Prior MSW post takeaway:  “Except (perhaps) in the retaking of escaping prisoners, to fend off a dangerous “protected” species threatening at distance, or certain maritime encounters, a warning shot is so universally frowned upon it likely cannot be “justified” to a prosecutor, judge, and jury.  But, Bob Dylan might just be correct, the times they are (maybe) a-changin’.  For better or worse, see how a recent Florida “warning” shot incident is described here.  [Link expired]. Here’s another, a New Hampshire no prosecution report on a self-defense shooting.  The report favorably notes that a warning shot was first taken.”

As we all know, sometime after my 2014 post, the LE community announced it had rethought its longstanding near absolute prohibition of the “warning shot.” The “warning shot” was now to be a deescalation technique ….. or something else tactically sound and acceptable.  Well, maybe it didn’t actually do that.  See HERE and HERE and HERE. We also know that after a well-known case, Florida amended its law (F.S. 776.012) which made lawful the threatening of deadly force, specifically to include the “warning shot.”  See HERE and HERE.  Well, no, whatever the legislature intended, that’s not a correct statement of Florida law, then, or today, several years later. (Until wiser thinking lawyers and judges take up where the legislature fell short, a “warning shot” discharge is the use of deadly force as a matter of law).

For the nonsworn, I suggest below how one might analyze the MAY and SHOULD elements of the deadly force paradigm.  For this discussion, a “warning shot” (“it”) is  when a firearm is discharged to inflict apprehension that deadly force will be used, but without the intention to cause nor likely to actually cause death or great bodily harm (to human life).  To be considered:

  • Is it specifically made lawful by statute or case law.

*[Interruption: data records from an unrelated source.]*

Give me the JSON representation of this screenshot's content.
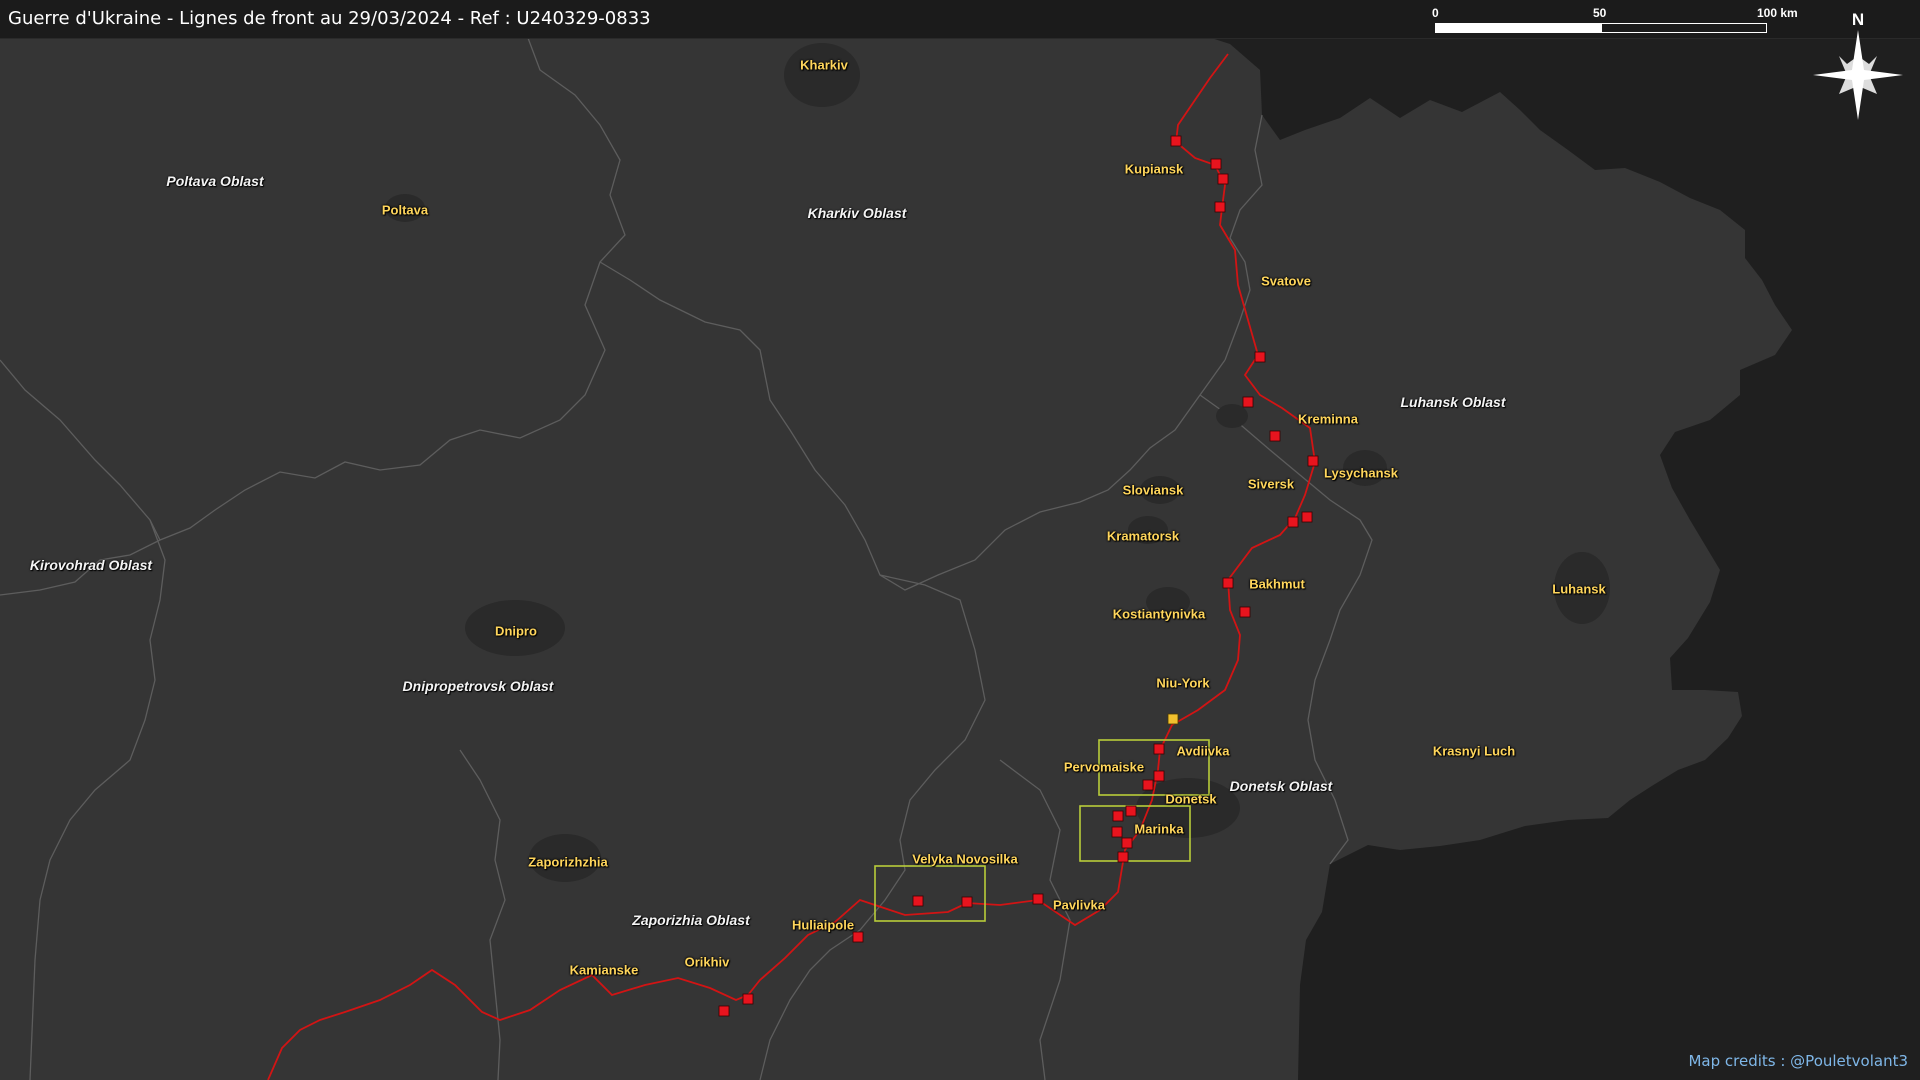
{
  "title": "Guerre d'Ukraine - Lignes de front au 29/03/2024 - Ref : U240329-0833",
  "credits": "Map credits : @Pouletvolant3",
  "north_label": "N",
  "scale": {
    "labels": [
      "0",
      "50",
      "100 km"
    ]
  },
  "colors": {
    "territory": "#353535",
    "outside": "#1f1f1f",
    "front_line": "#d21414",
    "marker": "#e8141e",
    "marker_highlight": "#f2c12e",
    "zone_box": "#b8cc3a",
    "city_label": "#ffd65c",
    "oblast_label": "#f4f4f4",
    "credits": "#7fb7e8"
  },
  "oblasts": [
    {
      "name": "Poltava Oblast"
    },
    {
      "name": "Kharkiv Oblast"
    },
    {
      "name": "Luhansk Oblast"
    },
    {
      "name": "Kirovohrad Oblast"
    },
    {
      "name": "Dnipropetrovsk Oblast"
    },
    {
      "name": "Donetsk Oblast"
    },
    {
      "name": "Zaporizhia Oblast"
    }
  ],
  "cities": [
    {
      "name": "Kharkiv"
    },
    {
      "name": "Poltava"
    },
    {
      "name": "Kupiansk"
    },
    {
      "name": "Svatove"
    },
    {
      "name": "Kreminna"
    },
    {
      "name": "Lysychansk"
    },
    {
      "name": "Siversk"
    },
    {
      "name": "Sloviansk"
    },
    {
      "name": "Kramatorsk"
    },
    {
      "name": "Bakhmut"
    },
    {
      "name": "Kostiantynivka"
    },
    {
      "name": "Luhansk"
    },
    {
      "name": "Dnipro"
    },
    {
      "name": "Niu-York"
    },
    {
      "name": "Avdiivka"
    },
    {
      "name": "Pervomaiske"
    },
    {
      "name": "Donetsk"
    },
    {
      "name": "Krasnyi Luch"
    },
    {
      "name": "Marinka"
    },
    {
      "name": "Zaporizhzhia"
    },
    {
      "name": "Velyka Novosilka"
    },
    {
      "name": "Pavlivka"
    },
    {
      "name": "Huliaipole"
    },
    {
      "name": "Orikhiv"
    },
    {
      "name": "Kamianske"
    }
  ]
}
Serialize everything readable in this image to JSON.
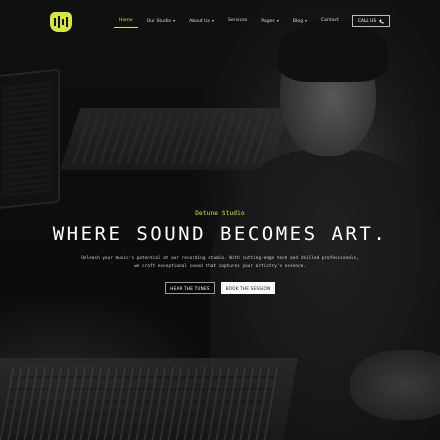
{
  "brand": {
    "logo_icon": "headphones-logo-icon",
    "accent_color": "#d7e63a"
  },
  "nav": {
    "items": [
      {
        "label": "Home",
        "active": true,
        "has_dropdown": false
      },
      {
        "label": "Our Studio",
        "active": false,
        "has_dropdown": true
      },
      {
        "label": "About Us",
        "active": false,
        "has_dropdown": true
      },
      {
        "label": "Services",
        "active": false,
        "has_dropdown": false
      },
      {
        "label": "Pages",
        "active": false,
        "has_dropdown": true
      },
      {
        "label": "Blog",
        "active": false,
        "has_dropdown": true
      },
      {
        "label": "Contact",
        "active": false,
        "has_dropdown": false
      }
    ],
    "dropdown_glyph": "▾"
  },
  "call_button": {
    "label": "CALL US",
    "icon": "phone-icon"
  },
  "hero": {
    "eyebrow": "Detune Studio",
    "headline": "WHERE SOUND BECOMES ART.",
    "description_line1": "Unleash your music's potential at our recording studio. With cutting-edge tech and skilled professionals,",
    "description_line2": "we craft exceptional sound that captures your artistry's essence.",
    "primary_cta": "HEAR THE TUNES",
    "secondary_cta": "BOOK THE SESSION"
  }
}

If so, may it be used to repel only imminent, unlawful deadly force, or nondeadly as well.
  • Is it the use of deadly force or nondeadly force. As a matter of law, or to be determined by the jury as a fact.
  • Does it affect the instructions given to a jury. How will the jury be instructed on use of deadly or nondeadly force being lawful for self-defense or defense of others. Will a self-defense jury instruction be disallowed in entirety.
  • Does it have adverse evidentiary significance. That is, will the prosecutor or civil plaintiff be allowed to argue that if you genuinely and reasonably believed deadly force was required, you would not have taken the “warning shot.”
  • Is trial strategy impacted.  Will you have to testify to explain it. What if any is the interaction of it with lesser included offenses that might otherwise be instructed to the jury.
  • In what circumstances is it defensible to defeat a brandishing or unlawful discharge offense.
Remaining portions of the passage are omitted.